The Mechanism of Evergreening:
If a lender, be it a bank or an NBFC, wishes to remove loans at risk of default from its books, it subscribes to the junior tranche of an AIF scheme established for this purpose. The regulated lender’s investment size is determined by the expected loss on the loan portfolio at the time of structuring, often referred to as the ‘haircut.’ Subsequently, the AIF attracts investors willing to subscribe to the senior class of units. Once the funds are collected, the AIF lends the money to the same risky borrower to repay the loans. This strategic manoeuvre helps make the lender’s books appear clean by avoiding the recognition of non-performing assets (NPAs).
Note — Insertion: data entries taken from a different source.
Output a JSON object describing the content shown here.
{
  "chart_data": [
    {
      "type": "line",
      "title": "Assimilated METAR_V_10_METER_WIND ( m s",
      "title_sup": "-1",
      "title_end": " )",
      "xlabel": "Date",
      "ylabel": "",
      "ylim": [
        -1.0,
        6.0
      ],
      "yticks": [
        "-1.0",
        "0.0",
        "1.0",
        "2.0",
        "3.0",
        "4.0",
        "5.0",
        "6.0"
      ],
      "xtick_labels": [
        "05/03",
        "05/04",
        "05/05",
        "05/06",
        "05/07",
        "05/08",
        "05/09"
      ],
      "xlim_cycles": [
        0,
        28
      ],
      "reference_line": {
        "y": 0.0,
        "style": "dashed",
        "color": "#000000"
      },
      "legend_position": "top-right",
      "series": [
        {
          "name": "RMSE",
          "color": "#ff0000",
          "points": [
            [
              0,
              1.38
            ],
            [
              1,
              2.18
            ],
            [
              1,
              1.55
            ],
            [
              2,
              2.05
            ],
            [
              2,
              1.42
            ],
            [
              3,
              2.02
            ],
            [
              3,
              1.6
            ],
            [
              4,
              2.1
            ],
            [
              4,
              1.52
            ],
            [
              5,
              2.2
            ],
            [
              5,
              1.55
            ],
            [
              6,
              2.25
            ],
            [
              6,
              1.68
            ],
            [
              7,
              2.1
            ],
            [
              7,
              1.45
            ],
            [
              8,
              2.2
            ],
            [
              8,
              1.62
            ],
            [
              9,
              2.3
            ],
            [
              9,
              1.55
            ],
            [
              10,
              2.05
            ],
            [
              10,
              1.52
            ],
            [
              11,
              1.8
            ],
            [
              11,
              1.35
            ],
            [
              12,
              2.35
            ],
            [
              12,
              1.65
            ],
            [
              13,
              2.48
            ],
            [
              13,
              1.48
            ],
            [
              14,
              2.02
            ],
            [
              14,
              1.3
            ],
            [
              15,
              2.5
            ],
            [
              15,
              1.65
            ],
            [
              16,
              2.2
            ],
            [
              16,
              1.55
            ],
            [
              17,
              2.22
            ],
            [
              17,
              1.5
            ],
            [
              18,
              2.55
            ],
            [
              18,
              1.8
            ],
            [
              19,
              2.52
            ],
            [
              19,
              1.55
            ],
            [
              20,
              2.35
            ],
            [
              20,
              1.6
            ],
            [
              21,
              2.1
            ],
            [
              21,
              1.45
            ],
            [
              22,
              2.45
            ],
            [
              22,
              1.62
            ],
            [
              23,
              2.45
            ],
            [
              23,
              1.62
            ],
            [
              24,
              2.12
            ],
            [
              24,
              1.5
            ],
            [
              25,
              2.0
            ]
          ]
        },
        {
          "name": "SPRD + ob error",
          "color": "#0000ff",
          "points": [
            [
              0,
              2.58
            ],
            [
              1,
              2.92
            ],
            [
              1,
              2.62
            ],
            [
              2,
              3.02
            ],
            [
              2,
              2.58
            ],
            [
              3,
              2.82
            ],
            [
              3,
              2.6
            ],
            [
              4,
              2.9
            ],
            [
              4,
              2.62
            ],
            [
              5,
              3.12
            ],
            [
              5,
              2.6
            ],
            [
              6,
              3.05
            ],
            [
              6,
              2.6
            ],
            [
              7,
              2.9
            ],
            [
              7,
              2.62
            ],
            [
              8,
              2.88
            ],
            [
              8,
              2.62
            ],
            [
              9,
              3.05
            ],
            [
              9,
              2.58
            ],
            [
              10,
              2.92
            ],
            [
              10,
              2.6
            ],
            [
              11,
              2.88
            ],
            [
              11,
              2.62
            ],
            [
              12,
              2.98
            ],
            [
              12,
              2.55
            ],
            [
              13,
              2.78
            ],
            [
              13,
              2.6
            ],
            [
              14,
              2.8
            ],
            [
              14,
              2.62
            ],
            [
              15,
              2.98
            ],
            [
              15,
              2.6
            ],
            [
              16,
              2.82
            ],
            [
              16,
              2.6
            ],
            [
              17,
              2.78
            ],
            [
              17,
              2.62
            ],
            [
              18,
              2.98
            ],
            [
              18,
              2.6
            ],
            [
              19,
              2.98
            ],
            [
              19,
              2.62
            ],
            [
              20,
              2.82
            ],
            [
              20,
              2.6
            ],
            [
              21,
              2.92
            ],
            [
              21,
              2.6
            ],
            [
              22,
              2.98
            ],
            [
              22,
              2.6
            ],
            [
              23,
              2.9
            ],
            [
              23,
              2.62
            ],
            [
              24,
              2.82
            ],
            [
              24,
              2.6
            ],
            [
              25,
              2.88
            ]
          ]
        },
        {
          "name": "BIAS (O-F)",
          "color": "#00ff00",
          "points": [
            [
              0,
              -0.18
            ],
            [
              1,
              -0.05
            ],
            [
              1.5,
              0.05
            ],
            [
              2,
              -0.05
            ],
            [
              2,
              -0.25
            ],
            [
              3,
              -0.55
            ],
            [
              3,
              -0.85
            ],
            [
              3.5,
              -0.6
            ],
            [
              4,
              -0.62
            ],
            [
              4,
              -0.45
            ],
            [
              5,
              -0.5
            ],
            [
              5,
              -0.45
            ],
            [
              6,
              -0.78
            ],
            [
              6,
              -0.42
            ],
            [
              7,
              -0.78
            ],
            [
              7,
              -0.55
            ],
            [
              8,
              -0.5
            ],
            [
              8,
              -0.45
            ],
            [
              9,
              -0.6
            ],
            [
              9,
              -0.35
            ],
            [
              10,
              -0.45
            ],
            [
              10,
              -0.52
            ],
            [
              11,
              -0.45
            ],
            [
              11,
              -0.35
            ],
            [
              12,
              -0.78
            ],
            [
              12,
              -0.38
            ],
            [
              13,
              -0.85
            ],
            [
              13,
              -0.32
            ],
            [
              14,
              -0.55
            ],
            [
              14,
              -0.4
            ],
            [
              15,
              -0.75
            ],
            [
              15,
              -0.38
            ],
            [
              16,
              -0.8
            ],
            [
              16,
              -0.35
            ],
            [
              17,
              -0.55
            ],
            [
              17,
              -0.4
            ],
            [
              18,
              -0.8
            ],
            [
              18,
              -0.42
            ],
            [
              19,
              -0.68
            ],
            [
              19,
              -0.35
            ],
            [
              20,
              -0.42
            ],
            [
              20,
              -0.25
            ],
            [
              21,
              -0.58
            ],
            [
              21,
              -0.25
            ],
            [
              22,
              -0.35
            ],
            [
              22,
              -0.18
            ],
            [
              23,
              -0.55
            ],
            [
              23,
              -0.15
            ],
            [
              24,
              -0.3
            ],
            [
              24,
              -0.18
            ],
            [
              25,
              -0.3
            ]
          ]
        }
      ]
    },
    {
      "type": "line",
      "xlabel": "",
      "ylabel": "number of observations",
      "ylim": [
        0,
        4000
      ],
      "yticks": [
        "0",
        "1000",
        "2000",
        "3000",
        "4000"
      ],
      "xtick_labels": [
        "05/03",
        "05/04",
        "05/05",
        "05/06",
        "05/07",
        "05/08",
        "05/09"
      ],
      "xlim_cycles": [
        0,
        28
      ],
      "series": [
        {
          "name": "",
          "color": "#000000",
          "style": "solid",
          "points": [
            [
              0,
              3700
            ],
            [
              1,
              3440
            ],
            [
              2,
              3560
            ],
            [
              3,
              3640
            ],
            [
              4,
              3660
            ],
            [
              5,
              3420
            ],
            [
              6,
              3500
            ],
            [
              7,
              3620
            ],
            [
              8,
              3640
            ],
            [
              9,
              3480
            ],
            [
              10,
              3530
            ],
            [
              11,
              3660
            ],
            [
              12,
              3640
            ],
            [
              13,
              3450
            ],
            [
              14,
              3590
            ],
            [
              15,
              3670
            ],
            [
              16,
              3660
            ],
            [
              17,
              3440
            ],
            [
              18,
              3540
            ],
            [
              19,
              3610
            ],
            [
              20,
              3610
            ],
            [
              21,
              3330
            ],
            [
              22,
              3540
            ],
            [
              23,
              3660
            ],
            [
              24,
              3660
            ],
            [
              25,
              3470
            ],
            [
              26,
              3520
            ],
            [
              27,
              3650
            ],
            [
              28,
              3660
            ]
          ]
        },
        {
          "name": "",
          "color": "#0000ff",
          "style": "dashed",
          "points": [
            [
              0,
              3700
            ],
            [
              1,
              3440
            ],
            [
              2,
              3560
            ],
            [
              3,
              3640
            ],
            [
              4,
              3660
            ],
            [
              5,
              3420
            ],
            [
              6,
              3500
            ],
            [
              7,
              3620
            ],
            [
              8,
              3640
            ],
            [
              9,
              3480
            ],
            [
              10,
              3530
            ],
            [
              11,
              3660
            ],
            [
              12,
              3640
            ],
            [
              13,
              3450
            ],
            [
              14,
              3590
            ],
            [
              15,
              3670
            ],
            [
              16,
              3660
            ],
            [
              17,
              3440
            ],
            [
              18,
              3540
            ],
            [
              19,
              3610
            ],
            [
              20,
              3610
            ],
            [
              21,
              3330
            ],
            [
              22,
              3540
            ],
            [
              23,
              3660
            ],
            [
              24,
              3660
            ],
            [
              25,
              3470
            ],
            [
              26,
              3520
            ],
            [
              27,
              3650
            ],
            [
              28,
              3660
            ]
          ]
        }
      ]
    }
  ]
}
Examining the Need for Regulation:
SEBI’s consultation paper and the subsequent RBI directive underscore the imperative to address loopholes that permit such practices. The regulation aims not only to curtail evergreening but also to foster a more transparent and responsible financial ecosystem.
Clarity and Future Developments:
While concerns about the practicality of unwinding AIF positions persist, the financial landscape is eagerly awaiting clarity from the RBI regarding the impact on regular AIFs. Stakeholders, including investors, regulators, and market participants, are preparing for potential shifts that could reshape the dynamics of financial investments.
RBI’s decisive move to crack down on loan evergreening through AIFs marks a significant step in fortifying the transparency and integrity of the financial system. While challenges loom, the regulation has been generally welcomed as a necessary measure to curb unethical financial practices. As stakeholders brace themselves for potential shifts in the financial landscape, the emphasis on responsible financial conduct and transparent practices has gained prominence. The road ahead involves navigating the complexities of unwinding AIF positions, adapting to regulatory changes, and fostering a financial ecosystem that prioritises integrity and accountability.
Disclaimer: The information in this “Stock Profile” blog post is for informational purposes only. It is not financial advice. Always consult a qualified expert before making investment decisions.